L’homme de paille, de Georges Feydeau

Mise en scène Benjamin Moreau, avec Bruno Blairet et Frédéric Le Sacripan
La paille ? Être sur la paille par exemple ! Le mot paille est donc souvent utilisé pour faire allusion à des misères, oui mais un chapeau de paille d’Italie, cela vous fait fantasmer et frétiller : la perspective d’un vaudeville peut-être ? Ce serait rocambolesque mais paraîtrait court, même si ça basculait de péripéties en péripéties. Cet « homme » -ci est l’histoire déjantée et pétaradante de deux messieurs désireux de rencontrer une certaine Marie qui aurait passé une annonce pour dénicher un candidat pour l’élection du président du parti Radical-Libéral-Social. Deux hommes se présentent donc chez elle, mais elle n’est pas là, ce qui ne les perturbe nullement car ils vont se prendre l’un et l’autre pour la dame en question et se faire une cour hallucinante. Très vite vous avez l’impression qu’il s’agit de lycéens subissant un bizutage ou d’étudiants en médecine en salle de garde. Bref on est les pieds dans le plat ! Les comédiens bougent, dansent, tournicotent, c’est tout juste s’ils ne font pas la roue pour prouver que séduire est leur maître-mot et cela 24 heures sur 24. Malheureusement cela ne dure que 55 petites minutes, mais dès les premières la salle s’est mise à hurler de rire, séduite par ces potaches prolongés qui ne risquent pas de prendre la vérité au sérieux.

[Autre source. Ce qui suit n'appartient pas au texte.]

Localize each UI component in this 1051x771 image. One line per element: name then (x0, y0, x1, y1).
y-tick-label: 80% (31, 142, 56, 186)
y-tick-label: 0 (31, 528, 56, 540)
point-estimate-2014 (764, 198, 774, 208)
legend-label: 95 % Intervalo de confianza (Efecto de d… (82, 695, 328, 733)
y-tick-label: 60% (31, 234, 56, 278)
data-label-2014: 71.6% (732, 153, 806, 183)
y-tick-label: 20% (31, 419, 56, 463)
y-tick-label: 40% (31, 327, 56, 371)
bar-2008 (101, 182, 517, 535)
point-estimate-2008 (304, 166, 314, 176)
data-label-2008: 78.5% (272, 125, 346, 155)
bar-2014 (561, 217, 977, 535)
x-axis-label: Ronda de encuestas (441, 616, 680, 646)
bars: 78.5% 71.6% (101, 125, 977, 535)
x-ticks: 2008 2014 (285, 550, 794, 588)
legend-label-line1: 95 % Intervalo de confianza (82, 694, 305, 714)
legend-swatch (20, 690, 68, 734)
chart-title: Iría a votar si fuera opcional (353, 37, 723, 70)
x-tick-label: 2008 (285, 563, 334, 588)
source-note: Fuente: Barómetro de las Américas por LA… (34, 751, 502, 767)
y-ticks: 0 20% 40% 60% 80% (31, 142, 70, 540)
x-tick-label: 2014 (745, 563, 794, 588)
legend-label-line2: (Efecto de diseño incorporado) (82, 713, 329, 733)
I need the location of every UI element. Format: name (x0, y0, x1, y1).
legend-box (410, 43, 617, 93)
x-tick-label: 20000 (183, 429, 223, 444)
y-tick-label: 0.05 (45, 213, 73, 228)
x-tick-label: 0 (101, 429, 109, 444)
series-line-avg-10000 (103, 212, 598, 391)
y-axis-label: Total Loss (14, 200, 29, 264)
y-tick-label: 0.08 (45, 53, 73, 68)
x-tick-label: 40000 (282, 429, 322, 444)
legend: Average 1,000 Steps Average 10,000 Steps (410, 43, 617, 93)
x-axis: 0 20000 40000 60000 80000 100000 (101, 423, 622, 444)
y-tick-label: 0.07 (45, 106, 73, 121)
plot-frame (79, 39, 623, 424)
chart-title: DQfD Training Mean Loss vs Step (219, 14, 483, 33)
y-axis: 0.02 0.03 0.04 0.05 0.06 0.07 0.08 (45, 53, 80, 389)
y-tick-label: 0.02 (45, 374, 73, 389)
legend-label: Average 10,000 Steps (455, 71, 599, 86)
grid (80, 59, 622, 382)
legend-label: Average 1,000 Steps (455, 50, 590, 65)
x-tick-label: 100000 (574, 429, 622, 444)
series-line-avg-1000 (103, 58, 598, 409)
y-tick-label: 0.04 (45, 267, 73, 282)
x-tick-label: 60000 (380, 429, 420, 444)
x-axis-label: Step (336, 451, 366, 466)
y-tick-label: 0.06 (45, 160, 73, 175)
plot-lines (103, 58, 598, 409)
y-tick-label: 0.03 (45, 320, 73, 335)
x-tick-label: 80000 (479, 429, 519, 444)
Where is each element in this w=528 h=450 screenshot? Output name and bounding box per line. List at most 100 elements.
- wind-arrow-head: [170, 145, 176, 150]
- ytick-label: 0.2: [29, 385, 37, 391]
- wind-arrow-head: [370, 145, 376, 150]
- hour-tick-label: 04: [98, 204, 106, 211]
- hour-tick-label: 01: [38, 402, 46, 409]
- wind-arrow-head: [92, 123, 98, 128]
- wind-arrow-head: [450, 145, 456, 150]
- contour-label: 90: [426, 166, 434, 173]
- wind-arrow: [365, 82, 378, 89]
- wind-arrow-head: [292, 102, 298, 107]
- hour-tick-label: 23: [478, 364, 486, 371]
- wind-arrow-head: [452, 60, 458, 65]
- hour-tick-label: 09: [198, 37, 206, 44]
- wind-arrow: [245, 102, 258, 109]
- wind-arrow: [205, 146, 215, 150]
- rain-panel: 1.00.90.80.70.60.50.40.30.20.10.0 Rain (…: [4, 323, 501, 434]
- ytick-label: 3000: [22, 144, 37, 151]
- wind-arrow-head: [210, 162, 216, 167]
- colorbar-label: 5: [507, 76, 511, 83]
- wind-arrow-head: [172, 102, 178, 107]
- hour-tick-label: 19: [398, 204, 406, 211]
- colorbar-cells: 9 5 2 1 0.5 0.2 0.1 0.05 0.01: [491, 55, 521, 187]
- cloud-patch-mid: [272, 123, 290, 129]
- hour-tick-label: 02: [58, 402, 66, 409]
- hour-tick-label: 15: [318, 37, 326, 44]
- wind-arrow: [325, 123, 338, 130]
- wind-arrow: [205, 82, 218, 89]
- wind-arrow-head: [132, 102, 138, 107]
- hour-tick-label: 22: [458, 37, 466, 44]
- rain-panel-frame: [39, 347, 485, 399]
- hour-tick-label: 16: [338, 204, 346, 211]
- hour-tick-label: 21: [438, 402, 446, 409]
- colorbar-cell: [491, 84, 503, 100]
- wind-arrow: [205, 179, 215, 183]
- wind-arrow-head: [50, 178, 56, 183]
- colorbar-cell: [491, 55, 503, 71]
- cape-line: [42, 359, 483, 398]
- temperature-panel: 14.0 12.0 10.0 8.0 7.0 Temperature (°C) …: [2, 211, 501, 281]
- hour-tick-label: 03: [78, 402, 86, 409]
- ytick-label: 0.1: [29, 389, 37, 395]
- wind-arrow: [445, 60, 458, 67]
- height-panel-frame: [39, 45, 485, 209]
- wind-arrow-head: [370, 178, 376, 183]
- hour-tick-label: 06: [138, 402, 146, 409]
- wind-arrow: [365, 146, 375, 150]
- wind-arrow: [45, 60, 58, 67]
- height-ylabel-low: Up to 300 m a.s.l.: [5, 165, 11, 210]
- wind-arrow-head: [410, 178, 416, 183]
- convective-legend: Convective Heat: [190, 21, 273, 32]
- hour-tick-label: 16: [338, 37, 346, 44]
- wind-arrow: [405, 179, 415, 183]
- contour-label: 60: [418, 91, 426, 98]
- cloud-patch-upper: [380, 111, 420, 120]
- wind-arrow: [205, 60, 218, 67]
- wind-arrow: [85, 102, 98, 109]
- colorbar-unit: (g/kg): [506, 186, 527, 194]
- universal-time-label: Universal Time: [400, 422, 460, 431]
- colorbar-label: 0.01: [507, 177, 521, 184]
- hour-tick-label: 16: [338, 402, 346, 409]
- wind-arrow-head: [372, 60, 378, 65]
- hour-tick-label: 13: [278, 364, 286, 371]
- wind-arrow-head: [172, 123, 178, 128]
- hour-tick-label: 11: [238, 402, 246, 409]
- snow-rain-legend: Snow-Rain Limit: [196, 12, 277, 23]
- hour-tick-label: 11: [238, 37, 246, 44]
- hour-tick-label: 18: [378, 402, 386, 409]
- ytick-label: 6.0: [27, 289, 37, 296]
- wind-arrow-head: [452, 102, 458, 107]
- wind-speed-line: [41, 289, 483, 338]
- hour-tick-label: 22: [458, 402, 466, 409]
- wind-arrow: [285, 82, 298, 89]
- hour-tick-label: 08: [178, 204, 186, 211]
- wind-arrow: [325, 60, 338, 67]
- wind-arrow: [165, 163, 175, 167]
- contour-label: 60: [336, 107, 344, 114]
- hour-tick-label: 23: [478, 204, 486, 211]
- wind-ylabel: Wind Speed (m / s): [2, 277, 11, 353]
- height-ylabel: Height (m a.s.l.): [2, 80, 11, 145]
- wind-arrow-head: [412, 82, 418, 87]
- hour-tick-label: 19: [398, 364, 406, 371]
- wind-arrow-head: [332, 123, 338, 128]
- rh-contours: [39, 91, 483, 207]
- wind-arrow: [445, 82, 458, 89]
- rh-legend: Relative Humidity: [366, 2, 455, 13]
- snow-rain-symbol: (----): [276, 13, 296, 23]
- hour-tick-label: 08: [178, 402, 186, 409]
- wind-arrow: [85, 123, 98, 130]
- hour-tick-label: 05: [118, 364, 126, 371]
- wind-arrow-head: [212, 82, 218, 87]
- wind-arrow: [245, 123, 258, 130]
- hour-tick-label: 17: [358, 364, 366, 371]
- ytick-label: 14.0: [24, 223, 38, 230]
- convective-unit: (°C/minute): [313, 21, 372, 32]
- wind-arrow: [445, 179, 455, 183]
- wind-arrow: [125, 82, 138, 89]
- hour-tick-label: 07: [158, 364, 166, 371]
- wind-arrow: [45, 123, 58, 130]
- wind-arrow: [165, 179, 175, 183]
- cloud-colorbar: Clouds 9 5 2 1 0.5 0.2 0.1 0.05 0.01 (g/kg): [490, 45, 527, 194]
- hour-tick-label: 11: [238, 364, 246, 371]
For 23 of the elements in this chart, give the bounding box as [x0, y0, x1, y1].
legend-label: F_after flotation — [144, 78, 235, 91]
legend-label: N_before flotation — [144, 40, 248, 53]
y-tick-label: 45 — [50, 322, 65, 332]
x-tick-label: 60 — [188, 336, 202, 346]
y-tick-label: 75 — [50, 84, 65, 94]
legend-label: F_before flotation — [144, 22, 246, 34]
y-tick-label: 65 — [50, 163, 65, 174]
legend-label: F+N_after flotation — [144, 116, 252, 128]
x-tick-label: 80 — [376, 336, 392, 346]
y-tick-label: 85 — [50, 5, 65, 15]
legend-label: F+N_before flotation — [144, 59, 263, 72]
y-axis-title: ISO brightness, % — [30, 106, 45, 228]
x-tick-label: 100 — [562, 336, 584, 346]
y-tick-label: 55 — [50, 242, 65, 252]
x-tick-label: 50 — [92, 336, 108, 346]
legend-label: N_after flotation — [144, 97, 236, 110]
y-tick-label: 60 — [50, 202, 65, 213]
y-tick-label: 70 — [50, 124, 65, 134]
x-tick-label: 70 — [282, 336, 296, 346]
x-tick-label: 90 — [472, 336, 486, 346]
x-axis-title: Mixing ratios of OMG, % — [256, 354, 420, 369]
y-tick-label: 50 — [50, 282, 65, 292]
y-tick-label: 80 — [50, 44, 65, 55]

Le décor n’en est pas vraiment un : des guirlandes d’ampoules sur un rideau de scène de jardin à cour et un canapé en velours rouge où ils feront mine de s’effondrer pour repartir et mieux gigoter. Bien sûr ils arborent des chapeaux de paille …d’Italie ! Le public est ravi et ses commentaires sur le web le montrent joliment. A votre tour !
Théâtre du Lucernaire ; jusqu’au 13 juin du mardi au samedi à 18h30, réservations : 01 45 44 57 34.